My daughter has signed up to teach one month in Spain. She has a four hour lay over in Germany on her way to Spain and back home. Is there any airport helper that can help her find her luggage and be a friend so she won't feel so lost.

Posted by
2297 posts

Hi Lora,

I assume the layover will be in Frankfurt? It's a modern airport, signage is in English, staff will speak English. Very easy to find your way around. I wouldn't worry about getting lost, especially if you have a nice cushion of 4 hours and don't have to feel pressed for time.

Posted by
8943 posts

How old is she? If she is going to go be a teacher, she ought to be ok on her own.

No one can come back into the luggage areas. That is passengers only. I can't imagine someone needing help to find their luggage anyway, unless they were ill, or older, or handicapped in some way.

People do fly all the time by themselves and find their way around and amuse themselves in some fashion without expecting someone to come "help" them. Is your daughter concerned, or just you?

Posted by
9363 posts

I'm guessing that if she signed up to teach in Spain, she has probably already confronted the issue of whether she would feel "lost" while waiting in an airport for a second flight. Even in China there is sufficient airport signage in English to be able to find the luggage carousel and retrieve a bag. Relax -- she'll be fine!

Posted by
2 posts

Thank you for all your replies. YES I am a worried mom just letting go of my 18 year old. I tend to be very sheltering and admit I need to let go. Don't see "Taken" starring Liam Neeson!

Posted by
1806 posts

She'll be fine on her own for this short layover. Even if the signs weren't in German and English, she could still find her luggage by just following the picture of a suitcase that's right near the directional arrows pointing the way.

By the time she gets her luggage, uses the restroom, has something to eat, visits the airport shops and leisurely wanders over to her next departure gate, more than half the 4 hours will be gone. A good book or an iPod will help pass the time until the next flight is ready for boarding.

While Europe is a relatively safe place for a young woman, if she has been very sheltered, talk to her about the need for her to be aware of her surroundings (especially late at night, in large crowds or on public transit), alcohol awareness (not drinking too much, not leaving her drink unattended at a bar) and the kind of information she should not freely give out to complete strangers (i.e., don't tell the man she just met at the park that she's travelling alone and staying at a great apartment over on XYZ Street).

You don't need to make her feel paranoid, but she may need to quickly develop some street smarts if you have kept her on a short leash for all these years.

Posted by
2349 posts

Lora, sometimes our kids will not listen to advice simply because it comes from us. If your daughter is like that, tell her you found some interesting info on this site about Spain. That's right, trick her. Maybe she'll start looking on her own and learn lots about traveling from us wise old folks who are NOT her parents.

Posted by
782 posts

I understand your anxiety.

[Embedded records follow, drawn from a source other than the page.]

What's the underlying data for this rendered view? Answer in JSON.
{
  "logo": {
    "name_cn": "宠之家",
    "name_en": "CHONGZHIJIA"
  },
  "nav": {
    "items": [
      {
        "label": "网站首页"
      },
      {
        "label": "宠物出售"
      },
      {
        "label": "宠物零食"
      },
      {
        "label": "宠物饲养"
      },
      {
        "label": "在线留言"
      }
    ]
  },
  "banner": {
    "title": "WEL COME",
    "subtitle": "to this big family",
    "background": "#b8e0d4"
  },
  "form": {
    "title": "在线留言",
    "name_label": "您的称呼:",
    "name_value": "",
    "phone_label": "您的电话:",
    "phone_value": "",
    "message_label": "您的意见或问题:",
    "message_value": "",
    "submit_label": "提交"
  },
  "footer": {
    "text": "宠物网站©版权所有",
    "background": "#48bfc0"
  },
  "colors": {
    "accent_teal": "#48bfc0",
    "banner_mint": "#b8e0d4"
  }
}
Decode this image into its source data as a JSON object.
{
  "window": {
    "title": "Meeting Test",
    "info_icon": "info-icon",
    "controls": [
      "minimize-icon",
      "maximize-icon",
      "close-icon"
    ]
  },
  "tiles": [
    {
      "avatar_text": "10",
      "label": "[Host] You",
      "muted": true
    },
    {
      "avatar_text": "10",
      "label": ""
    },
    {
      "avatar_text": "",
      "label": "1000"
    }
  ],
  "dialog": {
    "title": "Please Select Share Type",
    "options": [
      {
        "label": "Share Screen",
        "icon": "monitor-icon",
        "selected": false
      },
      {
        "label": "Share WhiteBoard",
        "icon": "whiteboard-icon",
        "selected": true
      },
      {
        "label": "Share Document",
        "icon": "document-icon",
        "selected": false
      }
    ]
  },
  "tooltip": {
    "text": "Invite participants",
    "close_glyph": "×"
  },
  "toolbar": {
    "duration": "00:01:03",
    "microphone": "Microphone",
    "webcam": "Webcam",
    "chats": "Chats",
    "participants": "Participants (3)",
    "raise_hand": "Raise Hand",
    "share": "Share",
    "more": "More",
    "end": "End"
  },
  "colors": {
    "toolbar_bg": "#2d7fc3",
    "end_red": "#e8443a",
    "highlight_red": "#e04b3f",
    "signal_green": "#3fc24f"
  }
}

I am also an extremely protective parent (overprotective is probably a better description). But you know what, so are most of the parents I come into contact with. I am taking my two kids (ages 7 & 11) to Europe next week for six weeks. Not only did I make them each ID tags (in three languages) but I made about 30 backup copies in case they lose them! Your daughter must be very confident in herself to be making this trip in the first place. I commend her as I was not that adventuresome at 18. I still regret that I did not spend a semester abroad in college. Your daughter will have no regrets! Spain if wonderful, it is the first country we are visiting, we will be there on June 30th!